The Court of Appeal rejected this argument, stating that the 2017 Code pursued a different policy to the Landlord and Tenant Act 1954 and that the weight to be attached to the existing agreement will turn on its consistency with that policy. It pointed out that agreements which pre-date the 2017 Code were less likely to accord with its purposes.

Pierre Smith said: “The Court of Appeal has scotched the view that the principles applied to the Landlord and Tenant Act 1954 are to be slavishly followed.”

The Court of Appeal pointed out that the tribunal was, in any event, not invited to consider the terms of the existing agreement as both parties were seeking to depart from its terms.

Paragraph 17 of the 2017 Code provides for an operator to be entitled to upgrade or share if any changes to the electronic communications apparatus have "no adverse impact, or no more than a minimal adverse impact, on its appearance" and the upgrading or sharing "imposes no additional burden" on the site provider.

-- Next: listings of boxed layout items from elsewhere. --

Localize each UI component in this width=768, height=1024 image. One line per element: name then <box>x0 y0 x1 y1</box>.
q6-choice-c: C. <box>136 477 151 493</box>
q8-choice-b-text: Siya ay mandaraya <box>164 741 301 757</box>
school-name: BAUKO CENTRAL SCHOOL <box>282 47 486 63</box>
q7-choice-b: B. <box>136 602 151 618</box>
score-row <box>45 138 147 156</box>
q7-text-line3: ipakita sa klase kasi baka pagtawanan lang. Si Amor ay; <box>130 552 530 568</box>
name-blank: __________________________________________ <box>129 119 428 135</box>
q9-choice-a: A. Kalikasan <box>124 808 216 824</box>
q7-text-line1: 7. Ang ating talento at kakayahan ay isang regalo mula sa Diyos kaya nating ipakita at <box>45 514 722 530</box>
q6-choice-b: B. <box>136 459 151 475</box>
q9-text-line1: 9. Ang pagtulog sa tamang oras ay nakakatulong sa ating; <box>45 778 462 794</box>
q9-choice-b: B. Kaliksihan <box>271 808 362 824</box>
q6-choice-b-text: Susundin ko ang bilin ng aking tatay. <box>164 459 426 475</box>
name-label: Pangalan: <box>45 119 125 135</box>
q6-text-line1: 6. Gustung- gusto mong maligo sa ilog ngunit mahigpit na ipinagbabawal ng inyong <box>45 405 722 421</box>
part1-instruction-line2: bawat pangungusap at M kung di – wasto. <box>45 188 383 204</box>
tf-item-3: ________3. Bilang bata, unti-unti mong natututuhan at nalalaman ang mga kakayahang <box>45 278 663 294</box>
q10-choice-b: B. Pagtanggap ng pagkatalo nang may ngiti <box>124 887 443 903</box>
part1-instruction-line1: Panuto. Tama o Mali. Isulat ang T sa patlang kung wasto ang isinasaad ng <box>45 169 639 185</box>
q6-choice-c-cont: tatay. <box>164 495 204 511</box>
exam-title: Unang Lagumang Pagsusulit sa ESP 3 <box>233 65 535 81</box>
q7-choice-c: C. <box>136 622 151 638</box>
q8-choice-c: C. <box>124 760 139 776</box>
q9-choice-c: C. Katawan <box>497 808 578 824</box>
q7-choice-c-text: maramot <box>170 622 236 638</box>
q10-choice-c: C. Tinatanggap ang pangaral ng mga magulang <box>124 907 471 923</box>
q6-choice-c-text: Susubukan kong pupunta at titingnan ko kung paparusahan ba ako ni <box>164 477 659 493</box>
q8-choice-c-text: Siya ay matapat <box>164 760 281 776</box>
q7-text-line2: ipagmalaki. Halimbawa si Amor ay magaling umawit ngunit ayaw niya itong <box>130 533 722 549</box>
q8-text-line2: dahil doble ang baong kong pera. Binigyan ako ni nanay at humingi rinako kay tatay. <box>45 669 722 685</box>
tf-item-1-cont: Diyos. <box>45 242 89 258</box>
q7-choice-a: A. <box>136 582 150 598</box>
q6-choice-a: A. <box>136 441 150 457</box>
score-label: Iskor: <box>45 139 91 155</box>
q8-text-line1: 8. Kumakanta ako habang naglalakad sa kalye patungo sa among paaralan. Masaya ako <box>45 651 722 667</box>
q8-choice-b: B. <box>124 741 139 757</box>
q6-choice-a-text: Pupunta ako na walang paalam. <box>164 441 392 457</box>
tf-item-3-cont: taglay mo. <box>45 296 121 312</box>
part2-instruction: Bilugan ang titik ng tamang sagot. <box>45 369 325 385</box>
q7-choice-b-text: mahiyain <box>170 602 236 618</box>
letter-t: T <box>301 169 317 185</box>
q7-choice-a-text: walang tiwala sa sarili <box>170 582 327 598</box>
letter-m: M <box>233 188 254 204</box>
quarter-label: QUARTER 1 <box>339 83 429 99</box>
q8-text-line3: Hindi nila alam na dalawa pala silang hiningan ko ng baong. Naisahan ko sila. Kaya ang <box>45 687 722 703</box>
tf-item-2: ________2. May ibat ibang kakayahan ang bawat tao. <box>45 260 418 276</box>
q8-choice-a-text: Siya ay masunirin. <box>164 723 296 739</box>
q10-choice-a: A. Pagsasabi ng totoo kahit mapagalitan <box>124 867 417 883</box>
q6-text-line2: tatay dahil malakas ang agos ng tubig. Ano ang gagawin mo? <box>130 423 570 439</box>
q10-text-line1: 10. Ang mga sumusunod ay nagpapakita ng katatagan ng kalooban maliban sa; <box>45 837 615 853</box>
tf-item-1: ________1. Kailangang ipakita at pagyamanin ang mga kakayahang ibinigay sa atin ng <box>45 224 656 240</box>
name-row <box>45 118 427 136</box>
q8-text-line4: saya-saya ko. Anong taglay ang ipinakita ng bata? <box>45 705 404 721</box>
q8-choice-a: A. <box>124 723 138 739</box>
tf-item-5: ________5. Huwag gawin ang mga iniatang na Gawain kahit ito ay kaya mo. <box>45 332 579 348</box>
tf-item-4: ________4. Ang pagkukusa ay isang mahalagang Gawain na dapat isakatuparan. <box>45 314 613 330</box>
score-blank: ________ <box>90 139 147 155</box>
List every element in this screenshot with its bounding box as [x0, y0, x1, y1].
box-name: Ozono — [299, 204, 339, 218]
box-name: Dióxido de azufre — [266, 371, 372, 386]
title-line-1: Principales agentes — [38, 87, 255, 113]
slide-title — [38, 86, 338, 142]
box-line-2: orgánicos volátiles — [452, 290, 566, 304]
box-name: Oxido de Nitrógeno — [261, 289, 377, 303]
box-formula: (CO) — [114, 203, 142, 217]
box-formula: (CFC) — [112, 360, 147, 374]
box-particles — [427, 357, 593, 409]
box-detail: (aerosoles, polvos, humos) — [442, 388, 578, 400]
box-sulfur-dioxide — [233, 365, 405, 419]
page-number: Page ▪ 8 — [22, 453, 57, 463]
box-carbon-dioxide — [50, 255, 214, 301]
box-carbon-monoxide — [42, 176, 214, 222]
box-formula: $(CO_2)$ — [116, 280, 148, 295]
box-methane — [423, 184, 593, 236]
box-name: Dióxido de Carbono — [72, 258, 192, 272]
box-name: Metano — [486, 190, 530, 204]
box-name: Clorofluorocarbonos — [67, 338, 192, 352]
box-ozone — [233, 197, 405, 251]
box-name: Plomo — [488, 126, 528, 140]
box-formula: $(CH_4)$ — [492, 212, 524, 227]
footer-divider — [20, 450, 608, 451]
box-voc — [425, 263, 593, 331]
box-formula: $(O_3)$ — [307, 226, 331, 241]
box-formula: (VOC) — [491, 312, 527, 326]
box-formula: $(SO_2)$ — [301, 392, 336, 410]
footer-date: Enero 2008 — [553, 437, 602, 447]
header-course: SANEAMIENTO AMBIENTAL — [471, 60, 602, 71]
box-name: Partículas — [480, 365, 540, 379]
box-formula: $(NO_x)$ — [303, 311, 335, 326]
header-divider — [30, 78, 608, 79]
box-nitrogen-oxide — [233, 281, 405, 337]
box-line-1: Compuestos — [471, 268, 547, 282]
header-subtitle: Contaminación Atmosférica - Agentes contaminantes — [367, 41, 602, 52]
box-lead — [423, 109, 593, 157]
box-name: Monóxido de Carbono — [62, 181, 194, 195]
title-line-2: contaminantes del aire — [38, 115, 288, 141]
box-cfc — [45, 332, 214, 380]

The tribunal had held that paragraph 17 “operates as a floor” and not a ceiling, in that they specify the minimum rights that operators enjoy, but that it is open to the tribunal to grant broader rights.

In its appeal, JH & FW Green argued that paragraph 17 does not merely operate as a floor. It claimed it “sets a benchmark or standard” that UK law makers had considered, when forming the Code, to provide a fair balance between the interests of site providers and operators. It accepted that it is open to the tribunal to grant more extensive rights to operators than are provided for in paragraph 17 but argued that there must be “sufficient justification for doing so” and that this was not the case in respect of On Tower’s request.

The Court of Appeal, however, considered evidence relating to the formulation of the Code and said it supported claims made by On Tower that the onus on it to justify extended rights was “not a heavy one”. It held that the tribunal was “amply justified” to provide for complete flexibility in the equipment upgrade and sharing rights to be written into the new lease with JH & FW Green. It cited that the uncertainty as to what demands technology will require in the future presented a “compelling basis” for unrestricted rights and a “very good reason” to go beyond paragraph 17.

Pierre Smith of Pinsent Masons said: “The Court of Appeal’s judgment will, by acknowledging that operators like On Tower should be able to upgrade infrastructure and share with other operators, ensure that the public can be offered access to the latest technology as it is rolled out across the UK in years to come.”